Saturday, October 30, 2010

Modernist Principles in an Interpretation of Shakespeare's Sonnet 133

We talked in class about how Modernism was a rejection of form in both literature and art, and art in particular became non-representational and subjective as opposed to objective. A couple points that Professor Burton listed in his post on Modernism that came from the handout he found from a course taught by Sarah Brouillette were that Modernism (A)"emphasizes individual experience and perception [and is] concern[ed] with how the world is experienced (rather than what the world is)" and (B) that it exhibits a "blurring of the boundaries between popular art forms (photography, advertising, later film) and 'high art’ categories." With this in mind, I found a video on Vimeo that interprets Shakespeare's Sonnet 133 in a unique digital representation.


Sonnet 133 | The new Media with Shakespeare from iNEEDaDAMNgoodJOB.com on Vimeo.

This is definitely a departure from a way Shakespeare's sonnets are traditionally interpreted! No spoken words--just the exploration of a virtual representation and music that conveys the strong emotions present in the poem. (Honestly, it scared me a little bit with its intensity.) So, is this art? Art as the Modernists defined it? After all, it is a radical departure from tradition in form. But are we losing something in this departure? Is it so subjective that we are losing critical aspects of Shakespeare's original work? What is the value of originality and the concept of "the original" anyway?



Douglas Davis, in his thesis entitled, "The Work of Art in the Age of Digital Reproduction," writes,
The work of art in the age of digital reproduction is physically and formally chameleon. There is no longer a clear conceptual distinction between original and reproduction in virtually any medium.
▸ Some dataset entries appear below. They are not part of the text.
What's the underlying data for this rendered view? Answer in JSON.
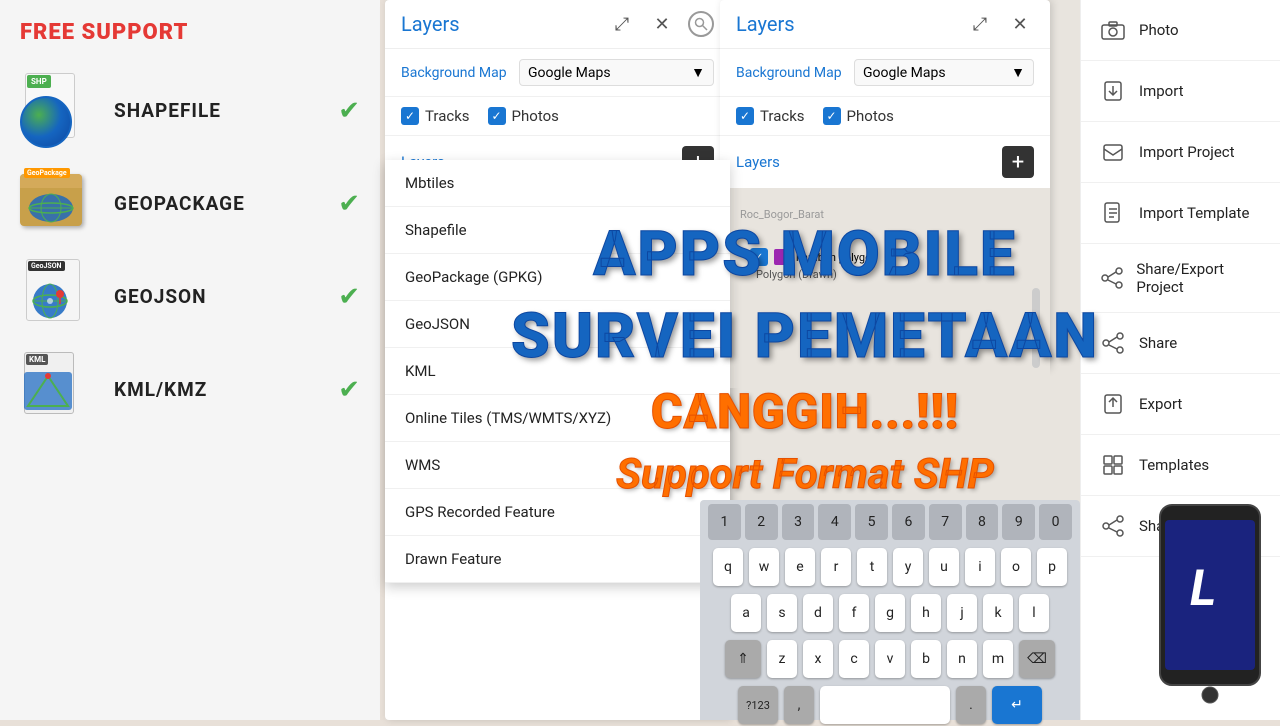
{
  "left_sidebar": {
    "free_support": "FREE SUPPORT",
    "formats": [
      {
        "name": "SHAPEFILE",
        "badge": "SHP",
        "badge_color": "#4CAF50",
        "icon_type": "shp"
      },
      {
        "name": "GEOPACKAGE",
        "badge": "GeoPackage",
        "badge_color": "#ff9800",
        "icon_type": "box"
      },
      {
        "name": "GEOJSON",
        "badge": "GeoJSON",
        "badge_color": "#333",
        "icon_type": "geojson"
      },
      {
        "name": "KML/KMZ",
        "badge": "KML",
        "badge_color": "#555",
        "icon_type": "kml"
      }
    ]
  },
  "panel1": {
    "title": "Layers",
    "background_map_label": "Background Map",
    "background_map_value": "Google Maps",
    "tracks_label": "Tracks",
    "photos_label": "Photos",
    "layers_label": "Layers",
    "expand_icon": "⤢",
    "close_icon": "✕",
    "search_icon": "🔍",
    "add_icon": "+"
  },
  "panel2": {
    "title": "Layers",
    "background_map_label": "Background Map",
    "background_map_value": "Google Maps",
    "tracks_label": "Tracks",
    "photos_label": "Photos",
    "layers_label": "Layers",
    "expand_icon": "⤢",
    "close_icon": "✕",
    "add_icon": "+"
  },
  "dropdown_menu": {
    "items": [
      "Mbtiles",
      "Shapefile",
      "GeoPackage (GPKG)",
      "GeoJSON",
      "KML",
      "Online Tiles (TMS/WMTS/XYZ)",
      "WMS",
      "GPS Recorded Feature",
      "Drawn Feature"
    ]
  },
  "right_menu": {
    "items": [
      {
        "label": "Photo",
        "icon": "📷"
      },
      {
        "label": "Import",
        "icon": "⬇"
      },
      {
        "label": "Import Project",
        "icon": "📥"
      },
      {
        "label": "Import Template",
        "icon": "📋"
      },
      {
        "label": "Share/Export Project",
        "icon": "↗"
      },
      {
        "label": "Share",
        "icon": "↗"
      },
      {
        "label": "Export",
        "icon": "↪"
      },
      {
        "label": "Templates",
        "icon": "📄"
      },
      {
        "label": "Share Template",
        "icon": "↗"
      }
    ]
  },
  "overlay": {
    "line1": "APPS MOBILE",
    "line2": "SURVEI PEMETAAN",
    "line3": "CANGGIH...!!!",
    "line4": "Support Format SHP"
  },
  "keyboard": {
    "num_row": [
      "1",
      "2",
      "3",
      "4",
      "5",
      "6",
      "7",
      "8",
      "9",
      "0"
    ],
    "row1": [
      "q",
      "w",
      "e",
      "r",
      "t",
      "y",
      "u",
      "i",
      "o",
      "p"
    ],
    "row2": [
      "a",
      "s",
      "d",
      "f",
      "g",
      "h",
      "j",
      "k",
      "l"
    ],
    "row3": [
      "z",
      "x",
      "c",
      "v",
      "b",
      "n",
      "m"
    ],
    "comma": ",",
    "period": ".",
    "enter_icon": "↵"
  }
}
These two states, one pure and original, the other imitative and impure, are now fictions. Images, sounds, and words are received, deconstructed, rearranged, and restored wherever they are seen, heard, and stored...Artist and viewer perform together. The dead replica and the living, authentic original are merging, like lovers entwined in mutual ecstasy.
Do remixes, like the one in the video above, and replicas have just as much to offer as the original work? Is this concept of the replica merged with original in the digital age becoming the new originality?